Let $R$ be a commutative ring with 1. Show with the Leibniz signature formula that $\det\biggl(\begin{bmatrix} \lambda & A_{12}\\ 0 & A_{22}\\ \end{bmatrix}\biggl) = \lambda \cdot \det(A_{22})$ applies whereby $\lambda \in R \land A_{22} \in R^{n,n}$.

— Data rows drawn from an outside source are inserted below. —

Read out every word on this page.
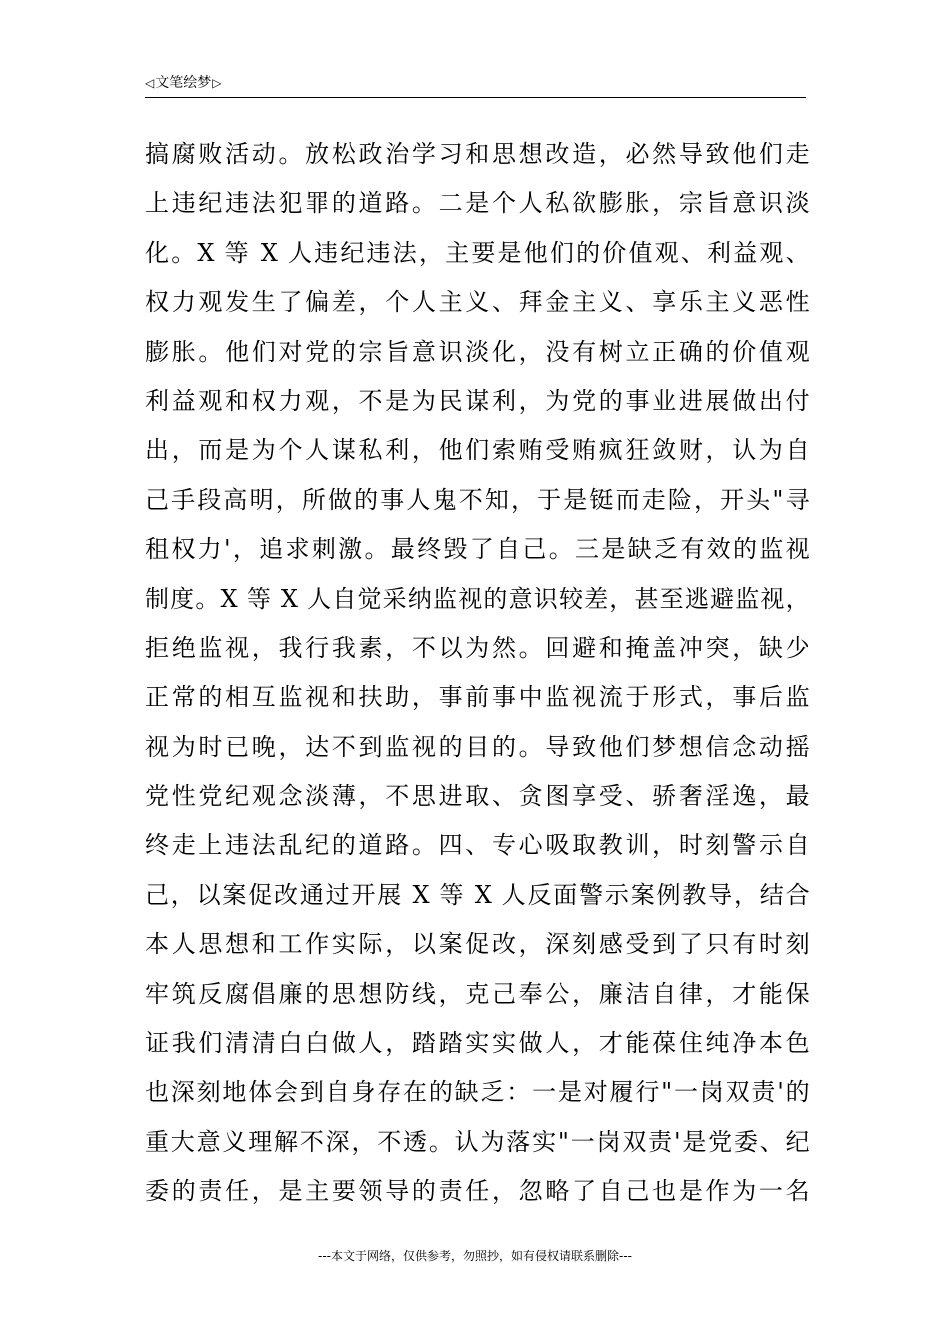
◁ 文笔绘梦 ▷
搞腐败活动。放松政治学习和思想改造，必然导致他们走
上违纪违法犯罪的道路。二是个人私欲膨胀，宗旨意识淡
化。X 等 X 人违纪违法，主要是他们的价值观、利益观、
权力观发生了偏差，个人主义、拜金主义、享乐主义恶性
膨胀。他们对党的宗旨意识淡化，没有树立正确的价值观
利益观和权力观，不是为民谋利，为党的事业进展做出付
出，而是为个人谋私利，他们索贿受贿疯狂敛财，认为自
己手段高明，所做的事人鬼不知，于是铤而走险，开头"寻
租权力'，追求刺激。最终毁了自己。三是缺乏有效的监视
制度。X 等 X 人自觉采纳监视的意识较差，甚至逃避监视，
拒绝监视，我行我素，不以为然。回避和掩盖冲突，缺少
正常的相互监视和扶助，事前事中监视流于形式，事后监
视为时已晚，达不到监视的目的。导致他们梦想信念动摇
党性党纪观念淡薄，不思进取、贪图享受、骄奢淫逸，最
终走上违法乱纪的道路。四、专心吸取教训，时刻警示自
己，以案促改通过开展 X 等 X 人反面警示案例教导，结合
本人思想和工作实际，以案促改，深刻感受到了只有时刻
牢筑反腐倡廉的思想防线，克己奉公，廉洁自律，才能保
证我们清清白白做人，踏踏实实做人，才能葆住纯净本色
也深刻地体会到自身存在的缺乏：一是对履行"一岗双责'的
重大意义理解不深，不透。认为落实"一岗双责'是党委、纪
委的责任，是主要领导的责任，忽略了自己也是作为一名
---本文于网络，仅供参考，勿照抄，如有侵权请联系删除---
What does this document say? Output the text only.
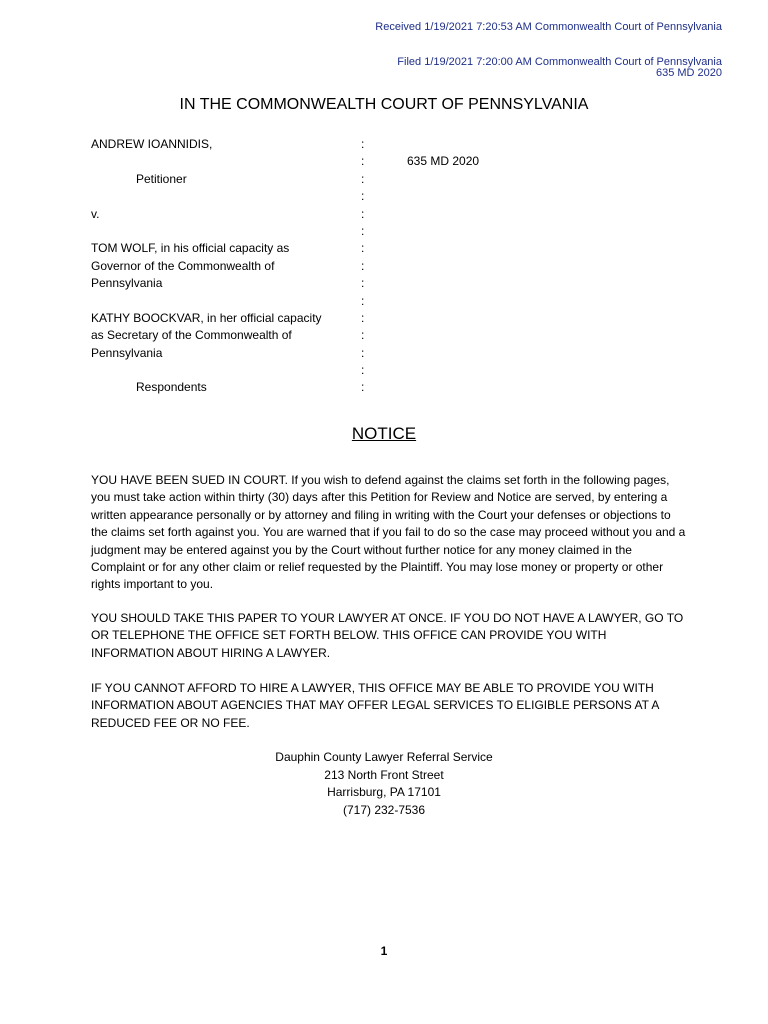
Received 1/19/2021 7:20:53 AM Commonwealth Court of Pennsylvania
Filed 1/19/2021 7:20:00 AM Commonwealth Court of Pennsylvania
635 MD 2020
IN THE COMMONWEALTH COURT OF PENNSYLVANIA
ANDREW IOANNIDIS,	:
:	635 MD 2020
Petitioner	:
:
v.	:
:
TOM WOLF, in his official capacity as	:
Governor of the Commonwealth of	:
Pennsylvania	:
:
KATHY BOOCKVAR, in her official capacity	:
as Secretary of the Commonwealth of	:
Pennsylvania	:
:
Respondents	:
NOTICE

YOU HAVE BEEN SUED IN COURT. If you wish to defend against the claims set forth in the following pages, you must take action within thirty (30) days after this Petition for Review and Notice are served, by entering a written appearance personally or by attorney and filing in writing with the Court your defenses or objections to the claims set forth against you. You are warned that if you fail to do so the case may proceed without you and a judgment may be entered against you by the Court without further notice for any money claimed in the Complaint or for any other claim or relief requested by the Plaintiff. You may lose money or property or other rights important to you.

YOU SHOULD TAKE THIS PAPER TO YOUR LAWYER AT ONCE. IF YOU DO NOT HAVE A LAWYER, GO TO OR TELEPHONE THE OFFICE SET FORTH BELOW. THIS OFFICE CAN PROVIDE YOU WITH INFORMATION ABOUT HIRING A LAWYER.

IF YOU CANNOT AFFORD TO HIRE A LAWYER, THIS OFFICE MAY BE ABLE TO PROVIDE YOU WITH INFORMATION ABOUT AGENCIES THAT MAY OFFER LEGAL SERVICES TO ELIGIBLE PERSONS AT A REDUCED FEE OR NO FEE.

Dauphin County Lawyer Referral Service
213 North Front Street
Harrisburg, PA 17101
(717) 232-7536
1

My idea: $\sigma_{1} = \operatorname{id} = \begin{pmatrix} \lambda & A_{12}\\ 0 & A_{22}\\ \end{pmatrix} $ and $\sigma_{2} = \begin{pmatrix} 0 & A_{22}\\ \lambda & A_{12}\\ \end{pmatrix} $
I know that if the number of transpositions are equal then I will get a positive mathematical operator otherwise I will get a negative one. But I think this approach is only useful if I have actual numbers in the matrix. I got the following out of this:
$\det A = \lambda \cdot A_{22} - 0 \cdot A_{12}$
Just to make clear what I mean here is an example where it works:
$A = \begin{pmatrix} 1 & 3&4\\ 2&1&7\\ 6&7&8 \end{pmatrix} $ $\sigma_{1} = \operatorname{id} = \begin{pmatrix} 1 & 3&4\\ 2&1&7\\ 6&7&8 \end{pmatrix} $ $\Rightarrow$ $\sigma_{2} = \begin{pmatrix} 2 & 1&7\\ 1&3&4\\ 6&7&8 \end{pmatrix} $ $\Rightarrow$ $\sigma_{3} = \begin{pmatrix} 1 & 3&4\\ 6&7&8\\ 2&1&7 \end{pmatrix} $
$\Rightarrow$ $\sigma_{4} = \begin{pmatrix} 6 & 7&8\\ 2&1&7\\ 1&3&4 \end{pmatrix} $ $\Rightarrow$ $\sigma_{5} = \begin{pmatrix} 6 & 7&8\\ 1&3&4\\ 2&1&7 \end{pmatrix} $ $\Rightarrow$ $\sigma_{6} = \begin{pmatrix} 2 & 1&7\\ 6&7&8\\ 1&3&4 \end{pmatrix} $
so that $\det A = 8 -48 -49 -24 +126 +56 = 69$.
Additional information: Leibniz signature formula:
$$\det: R^{n,n} \to R, A = [a_{ij}] \mapsto \det(A):= \sum_{\sigma \in S_{n}}sgn(\sigma) \prod_{i=1}^n a_{i},_{\sigma(i)}$$
How do I show now that $\det\biggl(\begin{bmatrix} \lambda & A_{12}\\ 0 & A_{22}\\ \end{bmatrix}\biggl) = \lambda \cdot \det(A_{22})$?
Could someone show me how to solve this proof in a proper way?
While you are right to be concerned that it's a little more tricky if $A_{22}$ is a larger matrix, since $A$ is only a $2\times 2$ matrix, $A_{22}$ is just a number and your work is correct!